April 20, 2007
Because I think we all need something to chuckle at after this week:
April 4, 2007
While reading a post on Squidoo on Infodoodads I stumbled across Brian Gray’s treatise on Using Web 2.0 Principles to Become Librarian 2.0. On that site I ran into CiteULike, a site that “is a free service to help academics to share, store, and organise the academic papers they are reading.” I am constantly running into articles I think would be of interest to other medical librarians, and see many postings on medlib-l sharing their articles. It stuck me that CiteULike would be a great place to serve as a repository or our serindipitously or otherwise obtained articles. I have created both a profile and a group (Health_Sciences_Librarians) to facilitate this sharing. I am encouraging all to join CiteULike (all they ask for is a username, passoword and email address) and join the group (it’s open to all for now).

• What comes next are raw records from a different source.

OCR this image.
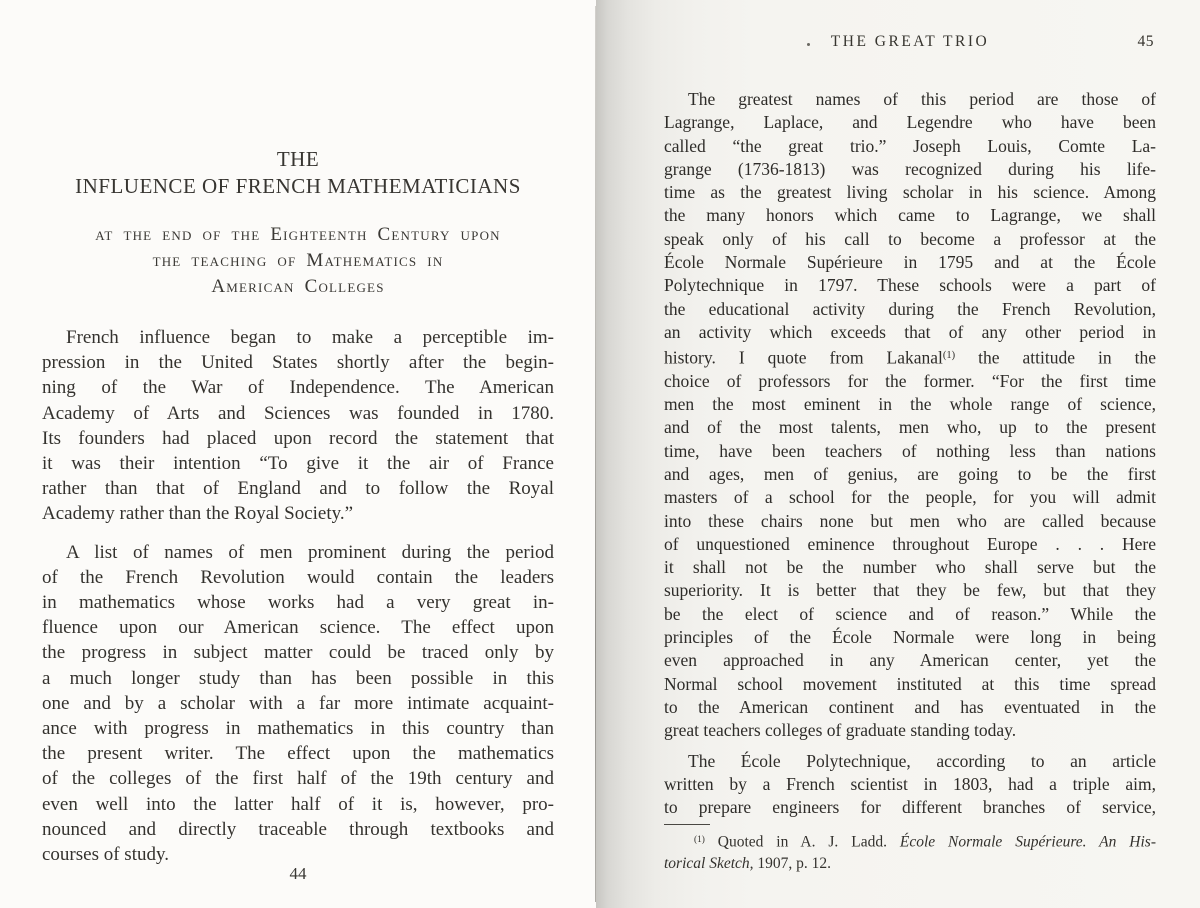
THE
INFLUENCE OF FRENCH MATHEMATICIANS
at the end of the Eighteenth Century upon
the teaching of Mathematics in
American Colleges
French influence began to make a perceptible im-
pression in the United States shortly after the begin-
ning of the War of Independence. The American
Academy of Arts and Sciences was founded in 1780.
Its founders had placed upon record the statement that
it was their intention “To give it the air of France
rather than that of England and to follow the Royal
Academy rather than the Royal Society.”
A list of names of men prominent during the period
of the French Revolution would contain the leaders
in mathematics whose works had a very great in-
fluence upon our American science. The effect upon
the progress in subject matter could be traced only by
a much longer study than has been possible in this
one and by a scholar with a far more intimate acquaint-
ance with progress in mathematics in this country than
the present writer. The effect upon the mathematics
of the colleges of the first half of the 19th century and
even well into the latter half of it is, however, pro-
nounced and directly traceable through textbooks and
courses of study.
44
THE GREAT TRIO	45
The greatest names of this period are those of
Lagrange, Laplace, and Legendre who have been
called “the great trio.” Joseph Louis, Comte La-
grange (1736-1813) was recognized during his life-
time as the greatest living scholar in his science. Among
the many honors which came to Lagrange, we shall
speak only of his call to become a professor at the
École Normale Supérieure in 1795 and at the École
Polytechnique in 1797. These schools were a part of
the educational activity during the French Revolution,
an activity which exceeds that of any other period in
history. I quote from Lakanal$^{(1)}$ the attitude in the
choice of professors for the former. “For the first time
men the most eminent in the whole range of science,
and of the most talents, men who, up to the present
time, have been teachers of nothing less than nations
and ages, men of genius, are going to be the first
masters of a school for the people, for you will admit
into these chairs none but men who are called because
of unquestioned eminence throughout Europe . . . Here
it shall not be the number who shall serve but the
superiority. It is better that they be few, but that they
be the elect of science and of reason.” While the
principles of the École Normale were long in being
even approached in any American center, yet the
Normal school movement instituted at this time spread
to the American continent and has eventuated in the
great teachers colleges of graduate standing today.
The École Polytechnique, according to an article
written by a French scientist in 1803, had a triple aim,
to prepare engineers for different branches of service,
$^{(1)}$ Quoted in A. J. Ladd. École Normale Supérieure. An His-
torical Sketch, 1907, p. 12.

CiteULike is easy to use. Just add a “Post to CiteULike” bookmark to your favorites and whenever you run across an article from a variety of sources (including PubMed, but not OVID) just choose the “Post to CiteULike” link and all the citation information will be pulled into CiteULike. Just add tags, reviews, etc. then click save and your done. If you’ve joined the Health Sciences Librarians group the citation will show up in your library and under your username in the group’s library. If full text is available you can obtain it from a link on CiteULike. You can track fellow users or groups via RSS feeds or via watchlists on CiteULike. The site even offers electronic tables of contents to over 11,000 journals (which you can add to your watch list).
This is a dynamic and useful site and I see lots of potential for information sharing among medical and health science librarians, many of whom work in one-person libraries. CiteULike is a quick and easy way to share articles of interest and I hope many of you will join in the fun.